Moving forward, to assess how blockchain can improve our lives in ways that balance privacy protections with other concerns, we can start by deciding how much we are willing to accept the uncertainty that still exists. Consider, for instance, one of the most dynamic spaces within the industry for blockchain products, the various proposals to use blockchain technology to manage medical records. To be sure, we want these records to remain private and secure–but the benefits are tangible enough to think of blockchain as a useful alternative. Quick access to medical records by first responders could be improved, especially when patients cannot communicate. In July, Walmart filed a patent for a system that would include a wearable device, which would contain medical information, and a biometric scanner that would decrypt a patient’s private key. Blockchain technology could conceivably approve electronic health record (EHR) systems, which are often essentially siloed by residing on the computer system of a patient’s doctor or healthcare provider. A system of public and private keys would make it easy for new providers to access this information, especially useful given how often our current system forces us to change insurers and providers.
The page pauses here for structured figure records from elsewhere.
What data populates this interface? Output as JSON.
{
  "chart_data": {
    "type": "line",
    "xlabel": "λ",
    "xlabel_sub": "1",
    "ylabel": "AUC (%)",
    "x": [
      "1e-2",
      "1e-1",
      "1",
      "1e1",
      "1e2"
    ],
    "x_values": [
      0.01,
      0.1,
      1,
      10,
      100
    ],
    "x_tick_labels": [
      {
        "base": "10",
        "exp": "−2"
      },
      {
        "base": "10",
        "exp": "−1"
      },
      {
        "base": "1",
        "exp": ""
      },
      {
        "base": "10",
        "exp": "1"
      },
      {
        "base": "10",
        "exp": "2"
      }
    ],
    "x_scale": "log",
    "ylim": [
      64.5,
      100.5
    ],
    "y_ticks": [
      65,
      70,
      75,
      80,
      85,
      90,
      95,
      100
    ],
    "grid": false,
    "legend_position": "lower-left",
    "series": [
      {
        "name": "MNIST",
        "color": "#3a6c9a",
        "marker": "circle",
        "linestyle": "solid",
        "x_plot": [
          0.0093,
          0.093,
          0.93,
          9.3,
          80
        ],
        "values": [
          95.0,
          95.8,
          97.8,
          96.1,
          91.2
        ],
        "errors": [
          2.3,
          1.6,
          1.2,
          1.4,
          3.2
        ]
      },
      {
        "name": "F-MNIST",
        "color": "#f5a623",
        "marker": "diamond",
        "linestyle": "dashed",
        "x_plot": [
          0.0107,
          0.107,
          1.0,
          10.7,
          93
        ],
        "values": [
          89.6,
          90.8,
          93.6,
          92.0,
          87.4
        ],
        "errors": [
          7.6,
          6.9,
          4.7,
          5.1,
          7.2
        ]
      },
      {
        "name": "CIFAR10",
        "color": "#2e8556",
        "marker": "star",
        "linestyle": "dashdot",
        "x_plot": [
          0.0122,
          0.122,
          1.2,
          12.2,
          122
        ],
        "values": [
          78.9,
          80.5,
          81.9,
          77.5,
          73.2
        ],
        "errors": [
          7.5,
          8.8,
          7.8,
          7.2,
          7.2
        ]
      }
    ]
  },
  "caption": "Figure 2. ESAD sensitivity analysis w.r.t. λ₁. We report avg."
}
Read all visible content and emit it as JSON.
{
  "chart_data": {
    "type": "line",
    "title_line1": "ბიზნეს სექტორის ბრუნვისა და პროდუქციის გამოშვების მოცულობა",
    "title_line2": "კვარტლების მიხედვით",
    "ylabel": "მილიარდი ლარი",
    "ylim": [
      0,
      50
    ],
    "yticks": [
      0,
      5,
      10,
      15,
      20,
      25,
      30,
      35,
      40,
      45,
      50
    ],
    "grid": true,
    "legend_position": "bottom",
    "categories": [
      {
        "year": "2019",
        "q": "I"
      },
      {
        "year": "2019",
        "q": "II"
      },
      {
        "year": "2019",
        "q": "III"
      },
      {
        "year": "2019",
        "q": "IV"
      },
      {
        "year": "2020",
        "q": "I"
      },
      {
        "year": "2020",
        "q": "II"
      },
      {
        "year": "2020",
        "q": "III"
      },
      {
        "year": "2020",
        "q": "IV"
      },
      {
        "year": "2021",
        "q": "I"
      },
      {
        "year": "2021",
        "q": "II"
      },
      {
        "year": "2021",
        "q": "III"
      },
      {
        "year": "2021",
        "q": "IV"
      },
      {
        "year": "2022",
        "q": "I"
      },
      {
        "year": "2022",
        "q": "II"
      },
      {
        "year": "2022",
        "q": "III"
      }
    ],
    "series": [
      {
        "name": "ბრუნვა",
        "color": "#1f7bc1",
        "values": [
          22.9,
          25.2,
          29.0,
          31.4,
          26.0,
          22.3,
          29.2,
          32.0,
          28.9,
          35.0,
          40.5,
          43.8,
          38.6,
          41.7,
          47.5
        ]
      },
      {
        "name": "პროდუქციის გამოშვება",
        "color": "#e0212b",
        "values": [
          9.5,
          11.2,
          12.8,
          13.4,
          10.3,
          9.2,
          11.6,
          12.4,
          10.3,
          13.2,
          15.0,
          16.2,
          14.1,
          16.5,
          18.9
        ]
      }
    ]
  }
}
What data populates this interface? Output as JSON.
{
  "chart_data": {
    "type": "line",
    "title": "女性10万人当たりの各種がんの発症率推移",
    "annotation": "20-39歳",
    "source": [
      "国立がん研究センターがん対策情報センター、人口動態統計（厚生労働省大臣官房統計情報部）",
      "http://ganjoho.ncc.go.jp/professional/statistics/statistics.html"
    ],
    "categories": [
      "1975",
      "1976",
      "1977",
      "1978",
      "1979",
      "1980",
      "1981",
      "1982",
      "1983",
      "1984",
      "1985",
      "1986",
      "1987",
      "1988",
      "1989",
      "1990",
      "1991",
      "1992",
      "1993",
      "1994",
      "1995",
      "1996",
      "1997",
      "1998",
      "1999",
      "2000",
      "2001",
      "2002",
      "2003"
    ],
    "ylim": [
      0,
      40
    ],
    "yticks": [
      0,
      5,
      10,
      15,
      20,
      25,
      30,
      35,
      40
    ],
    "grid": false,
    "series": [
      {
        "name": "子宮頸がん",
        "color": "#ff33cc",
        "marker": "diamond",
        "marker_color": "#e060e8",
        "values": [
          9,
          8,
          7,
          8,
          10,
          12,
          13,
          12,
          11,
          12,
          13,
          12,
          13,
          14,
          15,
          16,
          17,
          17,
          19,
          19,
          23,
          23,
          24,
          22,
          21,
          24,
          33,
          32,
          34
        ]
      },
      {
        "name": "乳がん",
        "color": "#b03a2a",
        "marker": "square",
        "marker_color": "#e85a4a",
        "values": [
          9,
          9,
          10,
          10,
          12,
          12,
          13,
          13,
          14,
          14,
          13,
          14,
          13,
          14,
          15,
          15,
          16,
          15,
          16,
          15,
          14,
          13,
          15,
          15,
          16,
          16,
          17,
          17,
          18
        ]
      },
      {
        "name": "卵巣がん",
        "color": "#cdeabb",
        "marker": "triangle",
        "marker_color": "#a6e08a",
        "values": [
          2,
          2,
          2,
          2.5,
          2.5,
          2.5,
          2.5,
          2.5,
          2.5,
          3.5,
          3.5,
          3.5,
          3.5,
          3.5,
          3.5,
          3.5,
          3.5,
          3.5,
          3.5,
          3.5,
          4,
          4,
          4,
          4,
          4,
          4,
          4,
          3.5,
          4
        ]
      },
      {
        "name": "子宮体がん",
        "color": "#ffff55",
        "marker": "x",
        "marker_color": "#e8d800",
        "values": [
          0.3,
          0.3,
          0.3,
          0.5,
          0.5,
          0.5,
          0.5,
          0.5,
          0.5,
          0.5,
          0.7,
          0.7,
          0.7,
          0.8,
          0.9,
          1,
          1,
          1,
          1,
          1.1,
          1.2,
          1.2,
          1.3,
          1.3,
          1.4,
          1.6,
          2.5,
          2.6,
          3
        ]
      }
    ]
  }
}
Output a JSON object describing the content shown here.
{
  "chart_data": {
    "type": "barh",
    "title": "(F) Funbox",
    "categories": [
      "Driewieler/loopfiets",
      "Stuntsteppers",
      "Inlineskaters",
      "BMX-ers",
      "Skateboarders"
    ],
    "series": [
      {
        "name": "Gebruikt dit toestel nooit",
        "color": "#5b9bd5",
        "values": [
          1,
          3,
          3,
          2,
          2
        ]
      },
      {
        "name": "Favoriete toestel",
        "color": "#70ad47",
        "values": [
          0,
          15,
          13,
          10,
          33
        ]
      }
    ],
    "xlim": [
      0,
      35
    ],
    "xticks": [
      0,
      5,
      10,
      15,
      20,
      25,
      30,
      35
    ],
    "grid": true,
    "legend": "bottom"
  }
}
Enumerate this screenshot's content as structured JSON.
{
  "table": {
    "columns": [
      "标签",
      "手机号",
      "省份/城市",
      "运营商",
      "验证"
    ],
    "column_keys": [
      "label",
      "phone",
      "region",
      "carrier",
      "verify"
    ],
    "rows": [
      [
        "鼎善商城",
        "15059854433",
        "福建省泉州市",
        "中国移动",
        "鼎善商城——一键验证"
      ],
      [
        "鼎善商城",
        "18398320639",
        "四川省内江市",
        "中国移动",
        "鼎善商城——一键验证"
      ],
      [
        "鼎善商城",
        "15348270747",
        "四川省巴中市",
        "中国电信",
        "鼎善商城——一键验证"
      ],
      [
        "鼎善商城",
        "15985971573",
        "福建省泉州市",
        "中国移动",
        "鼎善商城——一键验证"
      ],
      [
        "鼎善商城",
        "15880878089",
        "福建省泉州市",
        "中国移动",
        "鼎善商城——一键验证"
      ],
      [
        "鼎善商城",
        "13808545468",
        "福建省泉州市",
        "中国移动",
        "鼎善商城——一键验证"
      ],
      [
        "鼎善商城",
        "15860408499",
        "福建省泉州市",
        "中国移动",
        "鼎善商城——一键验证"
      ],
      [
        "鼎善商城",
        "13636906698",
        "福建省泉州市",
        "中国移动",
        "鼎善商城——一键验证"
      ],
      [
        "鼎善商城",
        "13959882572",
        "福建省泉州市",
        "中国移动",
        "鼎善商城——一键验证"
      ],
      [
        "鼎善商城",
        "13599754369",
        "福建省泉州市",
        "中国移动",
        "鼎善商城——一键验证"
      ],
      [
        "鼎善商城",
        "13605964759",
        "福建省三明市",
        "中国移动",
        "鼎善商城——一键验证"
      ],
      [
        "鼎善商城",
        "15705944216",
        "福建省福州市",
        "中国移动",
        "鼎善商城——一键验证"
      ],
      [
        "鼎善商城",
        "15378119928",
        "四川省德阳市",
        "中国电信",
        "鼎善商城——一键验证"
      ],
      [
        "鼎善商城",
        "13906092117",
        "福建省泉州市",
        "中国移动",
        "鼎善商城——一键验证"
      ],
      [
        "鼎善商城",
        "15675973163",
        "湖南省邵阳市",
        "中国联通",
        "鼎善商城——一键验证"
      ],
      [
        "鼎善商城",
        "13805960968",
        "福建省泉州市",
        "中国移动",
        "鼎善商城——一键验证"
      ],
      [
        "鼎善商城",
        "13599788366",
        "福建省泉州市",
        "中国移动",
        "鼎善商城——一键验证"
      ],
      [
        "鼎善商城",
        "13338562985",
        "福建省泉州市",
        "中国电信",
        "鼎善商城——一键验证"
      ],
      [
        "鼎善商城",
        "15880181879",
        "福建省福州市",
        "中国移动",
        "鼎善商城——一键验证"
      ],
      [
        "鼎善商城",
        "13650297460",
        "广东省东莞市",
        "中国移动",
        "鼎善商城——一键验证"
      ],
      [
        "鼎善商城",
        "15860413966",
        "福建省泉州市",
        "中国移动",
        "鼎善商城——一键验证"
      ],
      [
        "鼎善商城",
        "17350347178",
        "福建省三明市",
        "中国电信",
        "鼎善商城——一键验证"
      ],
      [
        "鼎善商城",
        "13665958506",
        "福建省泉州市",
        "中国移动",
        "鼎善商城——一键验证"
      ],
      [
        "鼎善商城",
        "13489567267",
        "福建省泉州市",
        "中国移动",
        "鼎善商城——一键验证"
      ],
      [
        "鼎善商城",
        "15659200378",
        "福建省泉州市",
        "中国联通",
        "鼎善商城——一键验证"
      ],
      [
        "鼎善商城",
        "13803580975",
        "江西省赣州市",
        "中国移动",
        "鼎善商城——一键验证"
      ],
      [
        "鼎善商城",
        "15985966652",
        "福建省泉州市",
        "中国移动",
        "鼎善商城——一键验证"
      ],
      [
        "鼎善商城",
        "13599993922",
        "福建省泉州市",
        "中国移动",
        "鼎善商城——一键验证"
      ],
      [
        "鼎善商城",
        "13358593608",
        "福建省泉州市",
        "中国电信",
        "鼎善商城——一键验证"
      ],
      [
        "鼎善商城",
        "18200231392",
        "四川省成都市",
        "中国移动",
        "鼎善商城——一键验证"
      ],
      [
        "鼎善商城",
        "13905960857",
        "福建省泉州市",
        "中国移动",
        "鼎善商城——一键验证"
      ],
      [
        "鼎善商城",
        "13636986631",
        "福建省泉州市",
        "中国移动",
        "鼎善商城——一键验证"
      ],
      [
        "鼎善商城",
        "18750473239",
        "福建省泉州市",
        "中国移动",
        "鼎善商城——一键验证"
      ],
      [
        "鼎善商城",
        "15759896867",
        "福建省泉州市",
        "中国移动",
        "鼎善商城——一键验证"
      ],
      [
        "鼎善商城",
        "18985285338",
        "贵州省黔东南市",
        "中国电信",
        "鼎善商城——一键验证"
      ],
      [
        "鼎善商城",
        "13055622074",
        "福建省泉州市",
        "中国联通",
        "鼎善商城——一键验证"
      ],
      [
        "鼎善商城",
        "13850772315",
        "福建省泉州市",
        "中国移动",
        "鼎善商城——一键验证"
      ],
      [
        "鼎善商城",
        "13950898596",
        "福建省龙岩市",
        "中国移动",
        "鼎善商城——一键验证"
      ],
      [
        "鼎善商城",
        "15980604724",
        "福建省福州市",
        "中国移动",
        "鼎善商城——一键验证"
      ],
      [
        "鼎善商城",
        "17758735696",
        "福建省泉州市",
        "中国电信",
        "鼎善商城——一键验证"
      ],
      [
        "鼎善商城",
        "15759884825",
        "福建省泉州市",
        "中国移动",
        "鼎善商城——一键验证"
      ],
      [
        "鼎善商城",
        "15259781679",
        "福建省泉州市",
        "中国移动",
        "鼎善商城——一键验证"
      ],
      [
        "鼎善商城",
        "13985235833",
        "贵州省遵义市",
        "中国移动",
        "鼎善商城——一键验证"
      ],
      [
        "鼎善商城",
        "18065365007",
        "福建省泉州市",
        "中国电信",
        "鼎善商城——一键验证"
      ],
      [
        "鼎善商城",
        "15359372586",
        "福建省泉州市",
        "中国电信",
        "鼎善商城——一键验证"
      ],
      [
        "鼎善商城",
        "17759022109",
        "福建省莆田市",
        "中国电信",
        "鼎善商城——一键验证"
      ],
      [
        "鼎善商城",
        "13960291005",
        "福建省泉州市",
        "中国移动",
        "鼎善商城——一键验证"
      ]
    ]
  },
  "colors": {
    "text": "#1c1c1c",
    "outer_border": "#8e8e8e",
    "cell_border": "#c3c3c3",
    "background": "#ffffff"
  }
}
This is why healthcare records management companies like MTBC are beginning to integrate blockchain into their EHR software. Blockchain could also, in theory, give us all more control over how our health data is monetized, possibly allowing us to receive compensation for what we now provide for free, the rationale behind startups like CoverUs.
If blockchain can help us maintain and update our health data securely, could it provide a way to maintain our identity in a broader sense? The concept of “self-sovereign identity,” which has been around since the early days of public-key cryptography, is receiving renewed interest as blockchain technology has matured. The basic idea is that the ways we construct an “official” identity, which we we currently outsource to various centralized parties (think of your DMV-issued drivers licence), could exist in a decentralized form on a blockchain. An open-source platform launched last year by the nonprofit Sovrin Foundation, the first of its kind, uses recent developments in blockchain technology that allow public keys to be stored on public ledgers, along with documents containing information related to the key-holder. If an entity, such as a mortgage lender that wants to know aspects of your credit history, needs to verify some aspect of your identity, you’ll provide information without totally relinquishing it. If these systems gain traction, in the future you’ll have more control over the kind of personal information that companies like Equifax and Exactis have done such a poor job of safeguarding.